Дездемона умрёт в понедельник | страница 91



— Стоп! — раздался вдруг властный голос. Благодаря мегафону этот голос имел дикую мощь и жестокий жестяной насморк. — Темп! Где темп? Это прогулочка, шлянье, а не экстатический порыв. Тома, еще раз!

Тома остановилась и вразвалочку направилась к исходной позиции. Потом она побежала снова.

— Выше, выше колени! Экстатичнее! — гудел владыка-насморк.

Лео, тупо прыгавший с братьями-славянами в речке, вдруг понял, что он страшно озяб. Челюсти его ходили ходуном, а забытый кулек с объедками давно уже ласково тыкался в его живот. Зато каждый пробег знаменитой Тамары Федченко обливал его мгновенным кипятком. Он никогда еще не видел женщины нагишом, тем более нагишом перед двумя сотнями посторонних лиц.

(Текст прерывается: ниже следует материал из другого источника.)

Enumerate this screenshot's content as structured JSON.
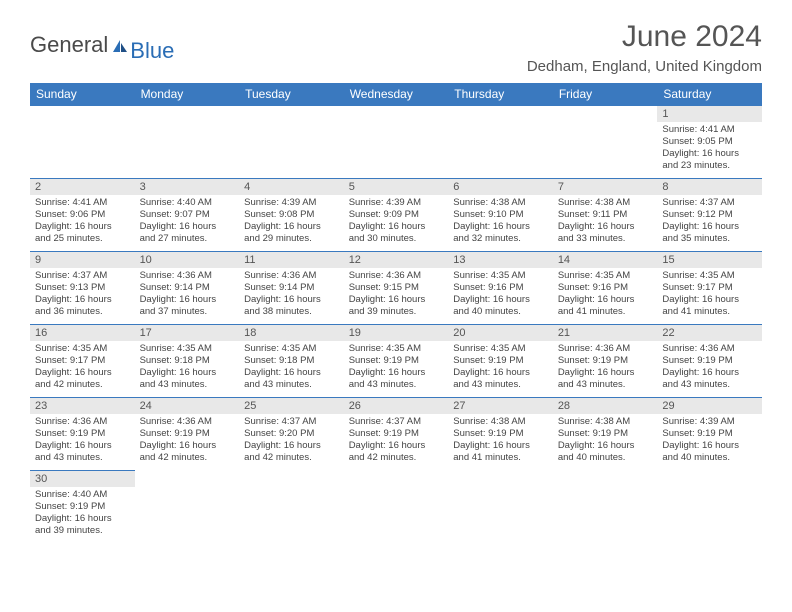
{
  "logo": {
    "general": "General",
    "blue": "Blue",
    "icon_color": "#2a6db5"
  },
  "title": "June 2024",
  "location": "Dedham, England, United Kingdom",
  "colors": {
    "header_bg": "#3a79bf",
    "header_text": "#ffffff",
    "daynum_bg": "#e8e8e8",
    "border": "#3a79bf"
  },
  "day_headers": [
    "Sunday",
    "Monday",
    "Tuesday",
    "Wednesday",
    "Thursday",
    "Friday",
    "Saturday"
  ],
  "weeks": [
    [
      null,
      null,
      null,
      null,
      null,
      null,
      {
        "n": "1",
        "sunrise": "4:41 AM",
        "sunset": "9:05 PM",
        "daylight": "16 hours and 23 minutes."
      }
    ],
    [
      {
        "n": "2",
        "sunrise": "4:41 AM",
        "sunset": "9:06 PM",
        "daylight": "16 hours and 25 minutes."
      },
      {
        "n": "3",
        "sunrise": "4:40 AM",
        "sunset": "9:07 PM",
        "daylight": "16 hours and 27 minutes."
      },
      {
        "n": "4",
        "sunrise": "4:39 AM",
        "sunset": "9:08 PM",
        "daylight": "16 hours and 29 minutes."
      },
      {
        "n": "5",
        "sunrise": "4:39 AM",
        "sunset": "9:09 PM",
        "daylight": "16 hours and 30 minutes."
      },
      {
        "n": "6",
        "sunrise": "4:38 AM",
        "sunset": "9:10 PM",
        "daylight": "16 hours and 32 minutes."
      },
      {
        "n": "7",
        "sunrise": "4:38 AM",
        "sunset": "9:11 PM",
        "daylight": "16 hours and 33 minutes."
      },
      {
        "n": "8",
        "sunrise": "4:37 AM",
        "sunset": "9:12 PM",
        "daylight": "16 hours and 35 minutes."
      }
    ],
    [
      {
        "n": "9",
        "sunrise": "4:37 AM",
        "sunset": "9:13 PM",
        "daylight": "16 hours and 36 minutes."
      },
      {
        "n": "10",
        "sunrise": "4:36 AM",
        "sunset": "9:14 PM",
        "daylight": "16 hours and 37 minutes."
      },
      {
        "n": "11",
        "sunrise": "4:36 AM",
        "sunset": "9:14 PM",
        "daylight": "16 hours and 38 minutes."
      },
      {
        "n": "12",
        "sunrise": "4:36 AM",
        "sunset": "9:15 PM",
        "daylight": "16 hours and 39 minutes."
      },
      {
        "n": "13",
        "sunrise": "4:35 AM",
        "sunset": "9:16 PM",
        "daylight": "16 hours and 40 minutes."
      },
      {
        "n": "14",
        "sunrise": "4:35 AM",
        "sunset": "9:16 PM",
        "daylight": "16 hours and 41 minutes."
      },
      {
        "n": "15",
        "sunrise": "4:35 AM",
        "sunset": "9:17 PM",
        "daylight": "16 hours and 41 minutes."
      }
    ],
    [
      {
        "n": "16",
        "sunrise": "4:35 AM",
        "sunset": "9:17 PM",
        "daylight": "16 hours and 42 minutes."
      },
      {
        "n": "17",
        "sunrise": "4:35 AM",
        "sunset": "9:18 PM",
        "daylight": "16 hours and 43 minutes."
      },
      {
        "n": "18",
        "sunrise": "4:35 AM",
        "sunset": "9:18 PM",
        "daylight": "16 hours and 43 minutes."
      },
      {
        "n": "19",
        "sunrise": "4:35 AM",
        "sunset": "9:19 PM",
        "daylight": "16 hours and 43 minutes."
      },
      {
        "n": "20",
        "sunrise": "4:35 AM",
        "sunset": "9:19 PM",
        "daylight": "16 hours and 43 minutes."
      },
      {
        "n": "21",
        "sunrise": "4:36 AM",
        "sunset": "9:19 PM",
        "daylight": "16 hours and 43 minutes."
      },
      {
        "n": "22",
        "sunrise": "4:36 AM",
        "sunset": "9:19 PM",
        "daylight": "16 hours and 43 minutes."
      }
    ],
    [
      {
        "n": "23",
        "sunrise": "4:36 AM",
        "sunset": "9:19 PM",
        "daylight": "16 hours and 43 minutes."
      },
      {
        "n": "24",
        "sunrise": "4:36 AM",
        "sunset": "9:19 PM",
        "daylight": "16 hours and 42 minutes."
      },
      {
        "n": "25",
        "sunrise": "4:37 AM",
        "sunset": "9:20 PM",
        "daylight": "16 hours and 42 minutes."
      },
      {
        "n": "26",
        "sunrise": "4:37 AM",
        "sunset": "9:19 PM",
        "daylight": "16 hours and 42 minutes."
      },
      {
        "n": "27",
        "sunrise": "4:38 AM",
        "sunset": "9:19 PM",
        "daylight": "16 hours and 41 minutes."
      },
      {
        "n": "28",
        "sunrise": "4:38 AM",
        "sunset": "9:19 PM",
        "daylight": "16 hours and 40 minutes."
      },
      {
        "n": "29",
        "sunrise": "4:39 AM",
        "sunset": "9:19 PM",
        "daylight": "16 hours and 40 minutes."
      }
    ],
    [
      {
        "n": "30",
        "sunrise": "4:40 AM",
        "sunset": "9:19 PM",
        "daylight": "16 hours and 39 minutes."
      },
      null,
      null,
      null,
      null,
      null,
      null
    ]
  ],
  "labels": {
    "sunrise": "Sunrise:",
    "sunset": "Sunset:",
    "daylight": "Daylight:"
  }
}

— Ну, никуда это не годится! Отдышись, Тома, и попробуй осмыслить. Твоя Неява не спортсменка, а прекрасное и бесстыдное дитя природы! — недовольно хрипел жестяной голос.

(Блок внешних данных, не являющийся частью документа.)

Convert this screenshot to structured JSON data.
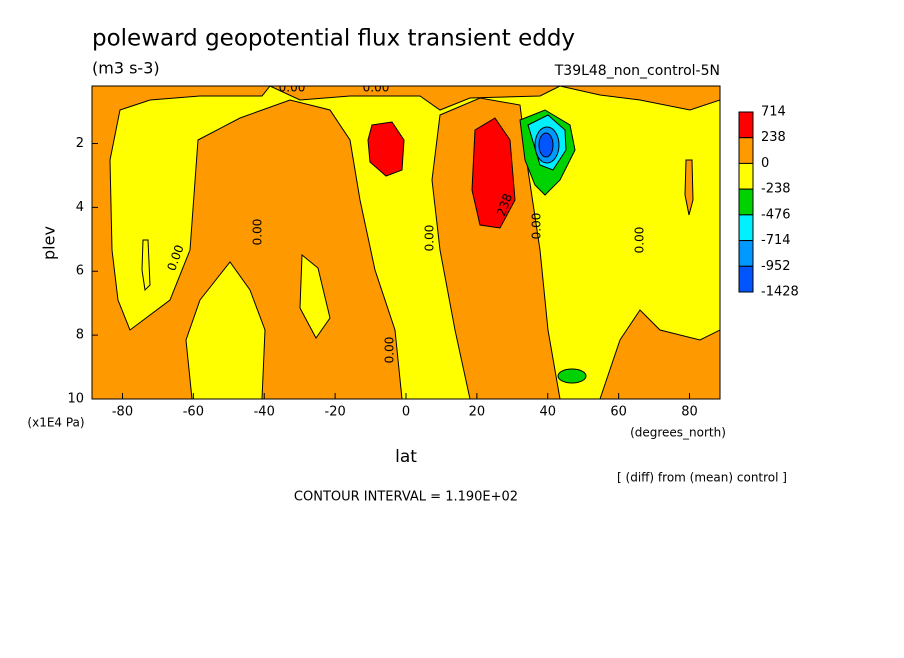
{
  "chart_data": {
    "type": "contour",
    "title": "poleward geopotential flux transient eddy",
    "units": "(m3 s-3)",
    "dataset": "T39L48_non_control-5N",
    "x_label": "lat",
    "x_units": "(degrees_north)",
    "y_label": "plev",
    "y_units": "(x1E4 Pa)",
    "xlim": [
      -88.6,
      88.6
    ],
    "xticks": [
      -80,
      -60,
      -40,
      -20,
      0,
      20,
      40,
      60,
      80
    ],
    "ylim": [
      10,
      0.2
    ],
    "yticks": [
      2,
      4,
      6,
      8,
      10
    ],
    "colorbar": {
      "levels": [
        714,
        238,
        0,
        -238,
        -476,
        -714,
        -952,
        -1428
      ],
      "colors": [
        "#ff0000",
        "#ff9900",
        "#ffff00",
        "#00d200",
        "#00f0ff",
        "#0099ff",
        "#0055ff"
      ]
    },
    "contour_labels": [
      "0.00",
      "0.00",
      "0.00",
      "0.00",
      "0.00",
      "0.00",
      "0.00",
      "0.00",
      "238"
    ],
    "contour_interval": "CONTOUR INTERVAL = 1.190E+02",
    "note": "[ (diff) from (mean) control ]"
  }
}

Актриса Федченко бежала снова и снова и успела до смерти надоесть застрявшим в реке язычникам. Даже Лео ничего уже не чувствовал, кроме предобморочного озноба, и бессмысленно, машинально топил теперь объедки, которые все всплывали, дразня и пузырясь.

Возвращался Лео домой на закате — он мок вместе с языческой толпой еще и при съемках купания жреца. «Что за удивительный мир! — размышлял он, громко и неритмично стуча зубами. — Вот что значит искусство! Сумкин держал нас в вонючей речке целый день. А кто такой Сумкин? Пузатый кривоносый мужичишко в засаленной жилетке. Слова без матерка не скажет, плюется поминутно — и вот этот пузатый заставляет саму Тамару Федченко, прекраснейшую в мире женщину, все с себя скинуть и бегать туда-сюда перед целым городом. Откуда такая власть? Такая сила? Какое чудо позволяет людям делать всевозможные подобные глупости, да еще и считать это важным делом, необходимым человечеству? Вот это жизнь! Какое счастье этим заниматься! Не тупым заколачиванием денег, а святой этой дурью!»

Скоро фильм вышел на экраны. Лео смотрел его двадцать восемь раз. Двадцать восемь раз Тамара Федченко бежала, экстатически подбрасывая колени. Затем на экран ползла панорама языческих игрищ в воде, и Лео видел сам себя на краю подпрыгивающей толпы. Навеки, навеки мелькал на экране его прошлогодний летний, выцветший чубчик, навеки отгоняли машинально пакет с объедками прошлогодние озябшие руки.

Мог ли Лео не стать актером?

Он стал! Если это судьба, то все само собой катится. Что-то покажется небывалым чудом (он сходу поступил в Щукинское училище), а что-то — черной несправедливостью. Несправедливостью считалось мыканье Лео по театрам Саранска, Казани и Брянска. И ведь вроде признавали всюду, что Лео умный, сдержанный актер, и Щукинское училище — не кот начхал, но не складывалось, не складывалось! Всюду он натыкался на готовые какие-то сплетения и общности, всюду были какие-то чужие, косные, самодовольные лица. Тогда-то он приучился мчаться куда угодно, без направления, когда только пустота над головой и под ногами. Он приучился не принимать всерьез проблескивавшие мимолетом тела и светила.